Well, that jury is in, and Claiborne looks to be just what the team expected, a top flight young cornerback who is able to handle things as a rookie and shows every sign of just getting better with experience. Suddenly, Jenkins is expendable, and he is just now getting physically capable. There are a lot of teams out there with some issues at cornerback, and this could be a good move for the Cowboys to consider.
One other player would not only be someone the team could part with, but would likely make the fan base very happy if he was shipped out, and that is Felix Jones. He got off to a shaky start by failing his fitness test to start training camp, then fumbled the opening kickoff against the Seattle Seahawks. With the exception of the Ravens game, he has not been very effective running the ball, and he killed a late drive by the Cowboys with another fumble that looked to be the result of lackadaisical ball security. When the team has no faith in your ability as a running back to get one yard when the opponent is not playing to stop the run, you are no longer an asset. DeMarco Murray will be back soon, and if he is not ready this week, then it may be time to give Phillip Tanner, Lance Dunbar, or even Jamize Olawale a chance.

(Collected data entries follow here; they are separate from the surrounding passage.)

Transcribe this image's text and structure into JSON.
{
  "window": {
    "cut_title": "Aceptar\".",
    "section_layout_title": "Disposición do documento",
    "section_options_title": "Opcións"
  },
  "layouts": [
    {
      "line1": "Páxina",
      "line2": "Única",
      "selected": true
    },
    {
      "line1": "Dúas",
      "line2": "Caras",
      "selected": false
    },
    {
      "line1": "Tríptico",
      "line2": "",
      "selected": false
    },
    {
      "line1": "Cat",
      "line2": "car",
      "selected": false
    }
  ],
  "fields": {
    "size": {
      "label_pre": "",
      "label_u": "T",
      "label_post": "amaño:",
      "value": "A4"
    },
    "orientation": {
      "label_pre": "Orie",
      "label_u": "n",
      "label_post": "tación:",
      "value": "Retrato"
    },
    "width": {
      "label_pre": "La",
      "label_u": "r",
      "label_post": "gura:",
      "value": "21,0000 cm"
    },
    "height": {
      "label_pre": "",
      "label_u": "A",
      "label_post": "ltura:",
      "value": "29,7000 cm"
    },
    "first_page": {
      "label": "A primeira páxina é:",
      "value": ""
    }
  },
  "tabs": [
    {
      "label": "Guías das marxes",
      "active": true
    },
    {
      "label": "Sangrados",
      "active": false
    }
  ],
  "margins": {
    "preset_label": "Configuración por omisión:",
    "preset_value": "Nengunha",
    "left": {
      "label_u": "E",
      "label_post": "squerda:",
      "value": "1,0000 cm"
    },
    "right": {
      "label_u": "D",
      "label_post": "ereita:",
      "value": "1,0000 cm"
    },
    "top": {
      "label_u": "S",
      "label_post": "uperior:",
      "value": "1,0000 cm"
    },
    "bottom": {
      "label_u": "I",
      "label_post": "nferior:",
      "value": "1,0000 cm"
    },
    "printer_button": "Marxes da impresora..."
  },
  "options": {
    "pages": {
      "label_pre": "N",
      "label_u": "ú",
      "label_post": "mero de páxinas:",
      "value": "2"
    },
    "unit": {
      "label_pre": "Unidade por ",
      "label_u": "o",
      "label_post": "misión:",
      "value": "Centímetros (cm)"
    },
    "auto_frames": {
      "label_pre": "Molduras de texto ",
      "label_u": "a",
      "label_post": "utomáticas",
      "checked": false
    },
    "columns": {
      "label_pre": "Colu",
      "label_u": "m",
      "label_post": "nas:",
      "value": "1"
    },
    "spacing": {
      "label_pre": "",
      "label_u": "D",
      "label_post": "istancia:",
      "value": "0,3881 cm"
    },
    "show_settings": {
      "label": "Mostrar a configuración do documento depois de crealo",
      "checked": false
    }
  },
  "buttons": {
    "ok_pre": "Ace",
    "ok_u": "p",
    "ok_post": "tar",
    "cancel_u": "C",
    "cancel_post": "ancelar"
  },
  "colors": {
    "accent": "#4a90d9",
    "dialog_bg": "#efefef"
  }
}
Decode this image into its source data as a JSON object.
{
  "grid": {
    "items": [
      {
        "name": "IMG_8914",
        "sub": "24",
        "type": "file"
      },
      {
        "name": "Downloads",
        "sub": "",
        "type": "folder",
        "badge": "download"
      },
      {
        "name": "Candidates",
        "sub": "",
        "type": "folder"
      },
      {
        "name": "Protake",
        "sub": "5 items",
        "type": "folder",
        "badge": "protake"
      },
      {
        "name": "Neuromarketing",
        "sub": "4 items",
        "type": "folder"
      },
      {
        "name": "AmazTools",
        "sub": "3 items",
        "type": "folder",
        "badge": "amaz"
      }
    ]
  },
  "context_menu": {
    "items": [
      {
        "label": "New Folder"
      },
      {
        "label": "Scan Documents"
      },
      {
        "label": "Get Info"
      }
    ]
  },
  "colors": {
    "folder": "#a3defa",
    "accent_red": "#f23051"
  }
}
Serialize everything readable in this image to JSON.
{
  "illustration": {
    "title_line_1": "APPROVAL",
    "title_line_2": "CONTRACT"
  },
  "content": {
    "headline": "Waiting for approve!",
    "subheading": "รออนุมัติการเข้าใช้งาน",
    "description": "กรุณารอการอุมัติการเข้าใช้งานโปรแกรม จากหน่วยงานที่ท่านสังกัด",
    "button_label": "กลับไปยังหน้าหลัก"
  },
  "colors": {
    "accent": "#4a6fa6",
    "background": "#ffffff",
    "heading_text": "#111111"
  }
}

Of course, Felix probably is not worth very much at this point. But even a seventh round pick would be worth it, because, frankly, if he can’t be traded, he needs to be cut. The team needs a message to go out that it will only tolerate so much incompetence. Unlike Dez Bryant, who may not get any more chances at returning punts after the last game, Jones does not balance his screw-ups with something like three consecutive 100 yard receiving games. Bryant, if properly used, can still be of use to the team. Jones does not offer any apparent benefits. And parting ways with him might do far more good than retaining him.
The team needs to do something, I think. Jason Garrett isn’t going anywhere this year, and Tony Romo is not going to be replaced this year. A trade or even a cut might be just what the team needs, if the right message is attached to it. Dumping Felix Jones, right now, however it was done, would be a very good move. Based on what was seen last game, he would hardly be missed in the running game, and maybe a couple of other players would try a little bit harder. The team needs something to shake things up without blowing them apart.